Some projects are easy to tell you about. I think I've mentioned my horror novel about dentists a handful of times over the last year, even though I've only just finished it. I talk about my essays on the
classics of pagan cinema, I tell you when I've got a new short story or a column.
But I haven't told you about New York.
Oh sure, I've mentioned it. I visit, I take gorgeous pictures and shoot video of how I love the city, how I honor her by being loudly myself. But I'm done visiting. I'm done returning home to Maryland and hopefully to anywhere else. I want to reverse the order of return so that I'm always going back to New York. Visiting is for everywhere else.
In another timeline, I'd have been born a New Yorker. My grandparents were both born there; a hundred times I've walked past the church on Fifth Ave where they were married and never gone in. My mother was born in the city. Through conversion and misadventure, they all left that church and that city behind decades before I was born. A thousand reasons why I want to be there, and birthright hardly registers. I've never felt like I was from anywhere. Might as well choose somewhere great to belong.
And I do belong. My friends who live in New York are only surprised it hasn't happened sooner. My friends who live elsewhere immediately agree that this move tracks with what they know of who I am. Everywhere else I have been, I have felt like I was too much. I've been stopped in the street wearing my regular clothes and asked who I was cosplaying. I've been asked (to my barely concealed glee) what in the hell I'm doing in a place like
this in all kinds of places. Nothing is more clear than the signal that I don't belong.

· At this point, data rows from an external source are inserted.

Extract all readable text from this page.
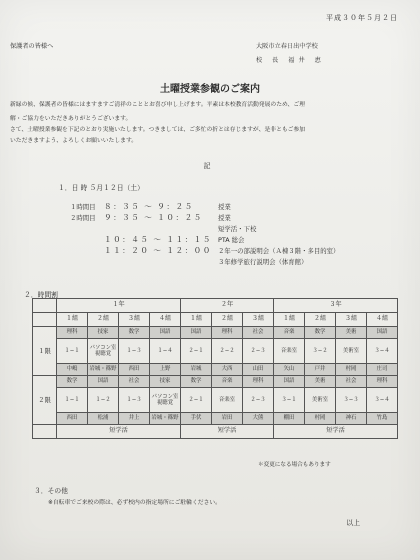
平成３０年５月２日
保護者の皆様へ	大阪市立春日出中学校
校 長 福井 恵
土曜授業参観のご案内
新緑の候、保護者の皆様にはますますご清祥のこととお喜び申し上げます。平素は本校教育活動発展のため、ご理
解・ご協力をいただきありがとうございます。
さて、土曜授業参観を下記のとおり実施いたします。つきましては、ご多忙の折とは存じますが、是非ともご参加
いただきますよう、よろしくお願いいたします。
記
１．日 時 ５月１２日（土）
１時間目	８：３５ 〜 ９：２５	授業
２時間目	９：３５ 〜 １０：２５	授業
短学活・下校
１０：４５ 〜 １１：１５ PTA 総会
１１：２０ 〜 １２：００ ２年一の部説明会（Ａ棟３階・多目的室）
３年修学旅行説明会（体育館）
２．時間割
	１年				２年			３年			
	１組	２組	３組	４組	１組	２組	３組	１組	２組	３組	４組
１限	理科	技家	数学	国語	国語	理科	社会	音楽	数学	美術	国語
	１−１	パソコン室 視聴覚	１−３	１−４	２−１	２−２	２−３	音楽室	３−２	美術室	３−４
	中嶋	岩城・篠野	西田	上野	岩城	大西	山田	矢山	戸井	村岡	庄司
２限	数学	国語	社会	技家	数学	音楽	理科	国語	美術	社会	理科
	１−１	１−２	１−３	パソコン室 視聴覚	２−１	音楽室	２−３	３−１	美術室	３−３	３−４
	西田	松浦	井上	岩城・篠野	手伏	岩田	大熊	棚田	村岡	神石	竹島
	短学活				短学活			短学活			
＊変更になる場合もあります
３．その他
※自転車でご来校の際は、必ず校内の指定場所にご駐輪ください。
以上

That's not to tell you that moving to New York City is easy. Gotham has played her usual tricks: I dodged no less than four sublet scams before just asking around and taking direct referrals from friends. The city is expensive and she makes everything harder than it needs to be. Am I bringing six suitcases to a fourth-floor walkup? You bet I am. Am I hunting for another apartment before I even unpack? You guessed it. Am I taking tips on listings before they go live? Write back and tell me what you know.
What I know is that I can learn to feel at home anywhere, but in New York it happens at once. I don't have to acclimate and I don't struggle to understand what people see in a place like that. What I see in a place like that is myself.
Egyptian existentialist author Naguiub Mahfouz said, "Home is not where you are born; home is where all your attempts to escape cease." I am weary of escape, but still perfectly willing to pull one off. What I want now is the place that makes escape seem unecessary, even silly.
So I bought a one-way ticket to New York City.